The explorer for oil and gas sees second dry well this year with latest probe using semisub Transocean (RIG) Arctic. "Following last month’s announcement of a dry well in the production license 931, Wellesley has now failed to hit the target at the 25/1-13 wildcat in the production license 871," said a statement.
The Norwegian Petroleum Directorate (NPD) said on Wednesday that the objective of the well was to prove petroleum in reservoir rocks in the Eocene (the Frigg formation).
According to NPD, 25/1-13 encountered the Frigg formation with a thickness of about 50 metres, with aquiferous sandstone layers totalling 10 metres, mainly with good reservoir quality.

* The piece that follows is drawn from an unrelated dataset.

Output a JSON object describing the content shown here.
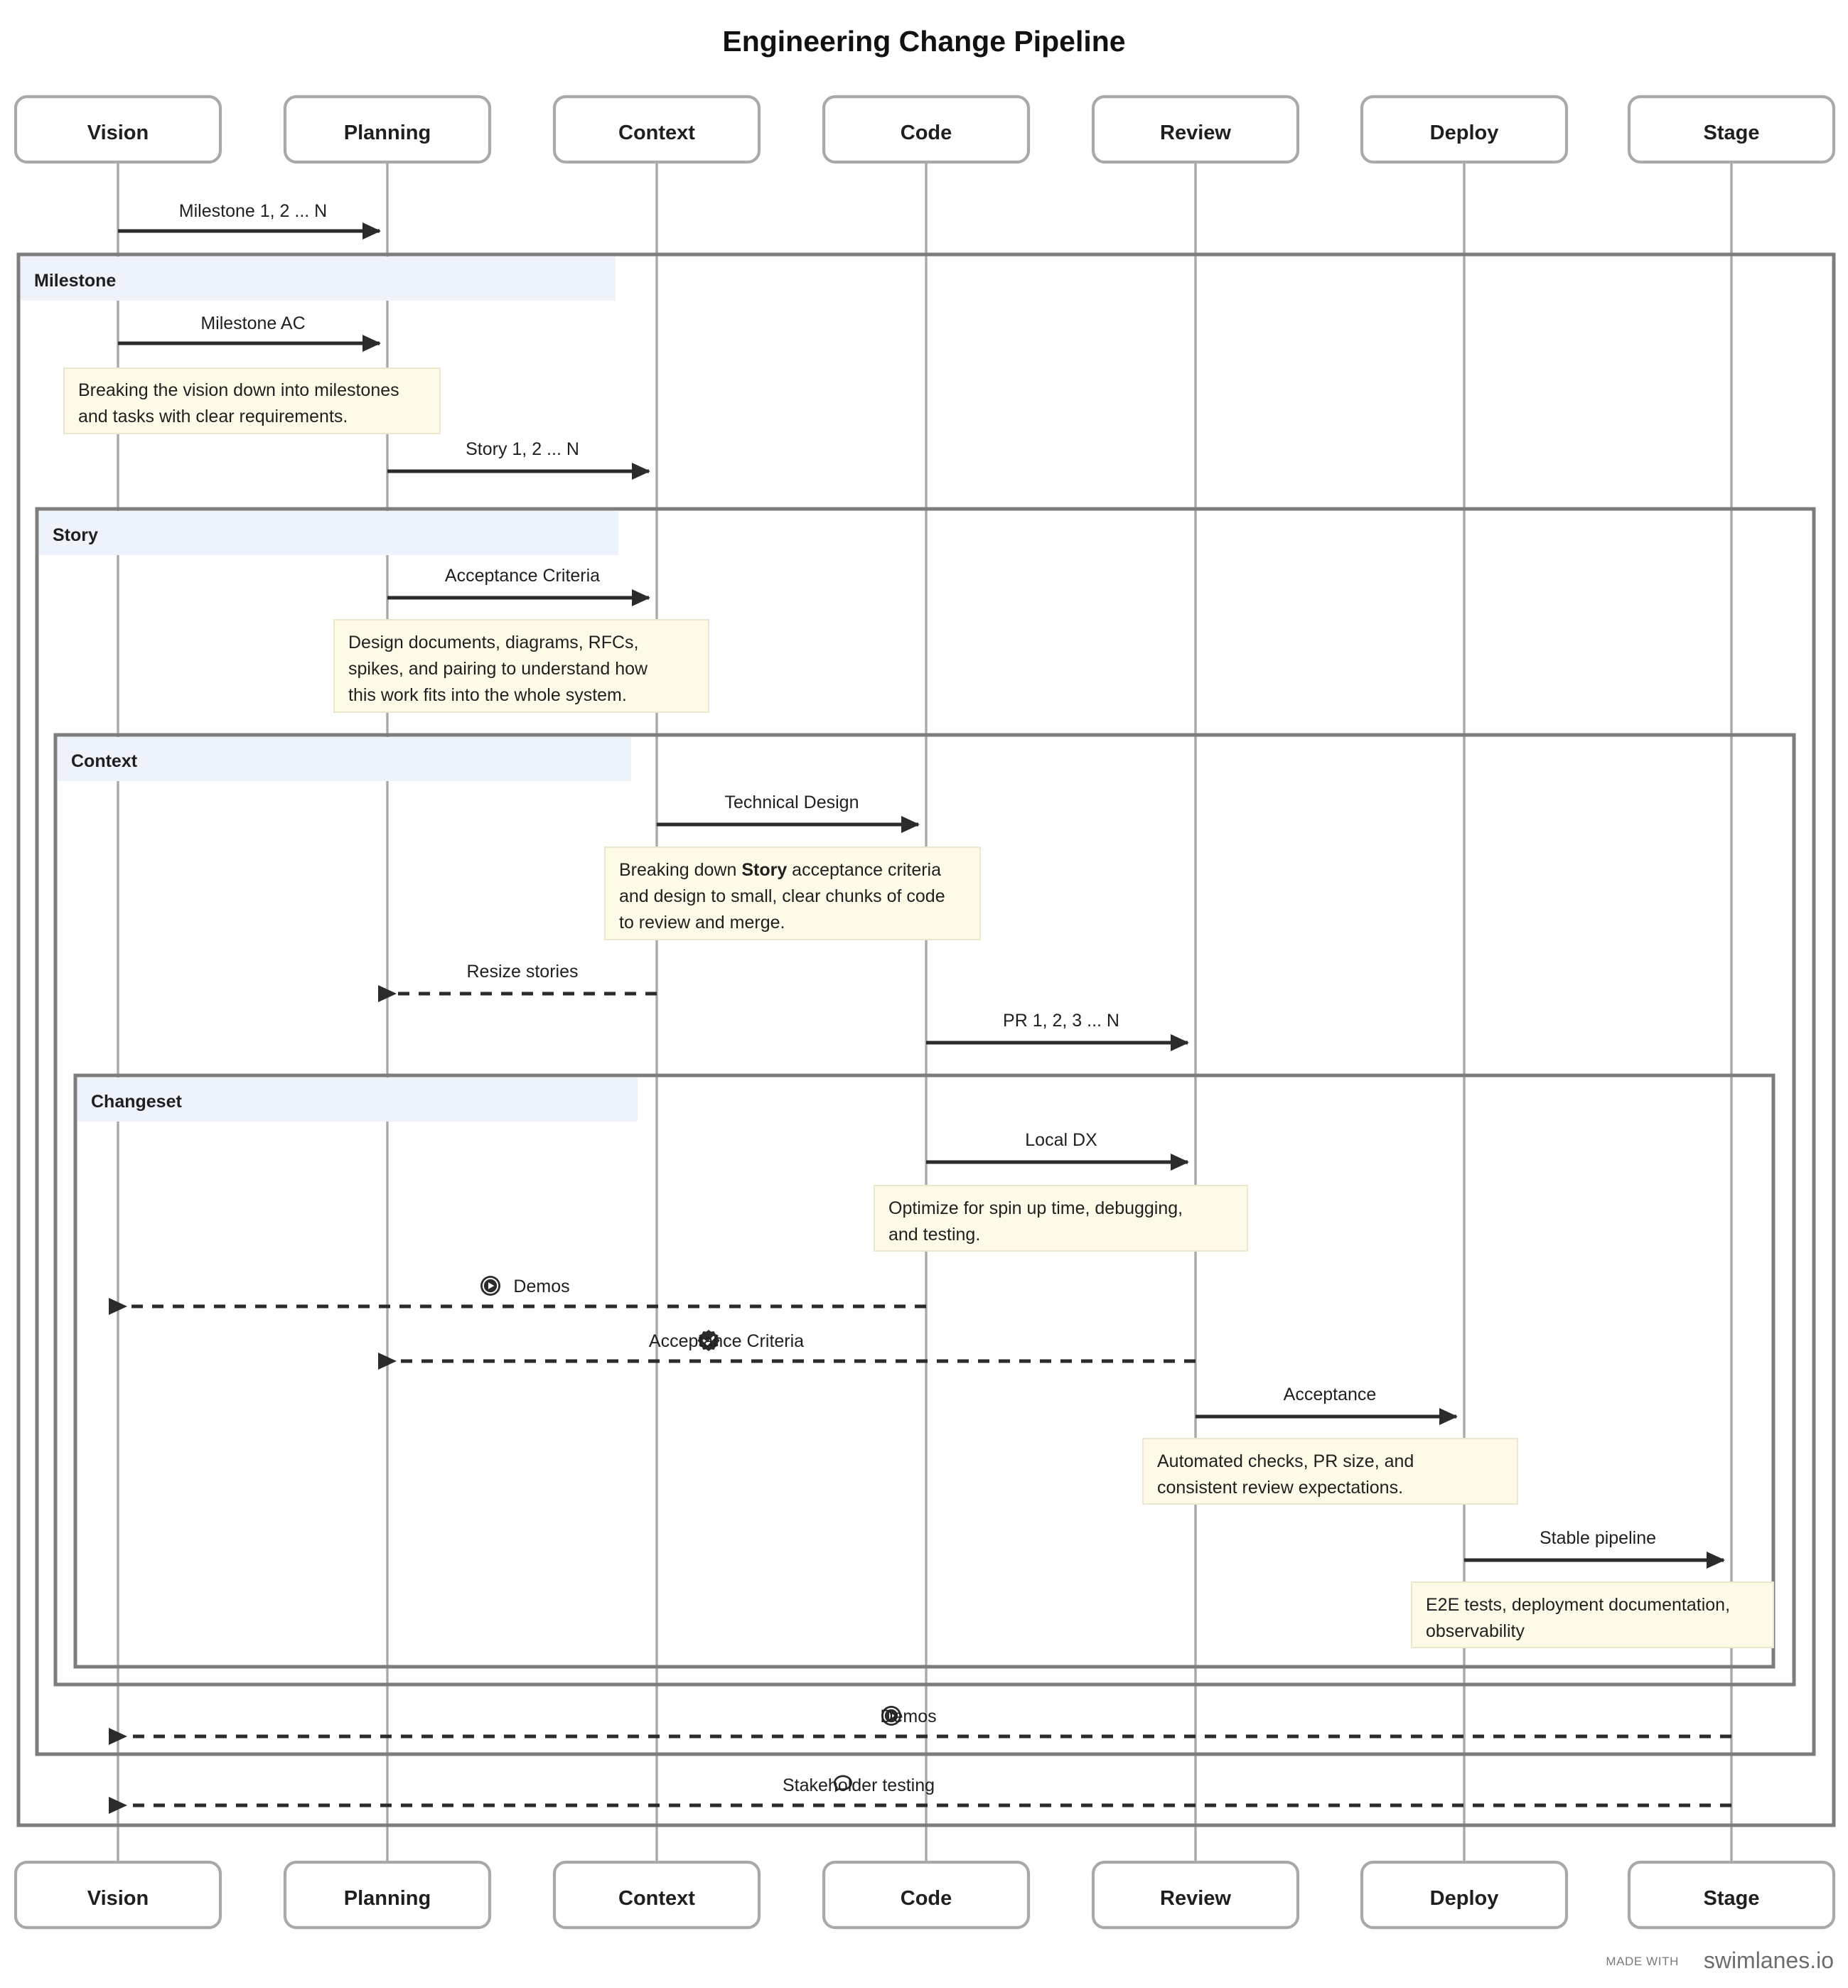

The underlying upper part of the Balder formation in the Eocene to Palaeocene is about 40 metres, this also with aquiferous sandstone layers totalling 20 metres with good to very good reservoir quality. The well encountered only traces of gas in the Frigg formation, and is therefore classified as dry.
This is the first exploration well in production licence 871, which was awarded in APA2016.
25/1-13 was drilled to a vertical depth of 2125 metres below the sea surface, and was terminated in the Balder formation in the Palaeocene. The well will be permanently plugged and abandoned.
Well 25/1-13 was drilled by the Transocean Arctic drilling facility, which is now headed for a stay at the shipyard in Ølen.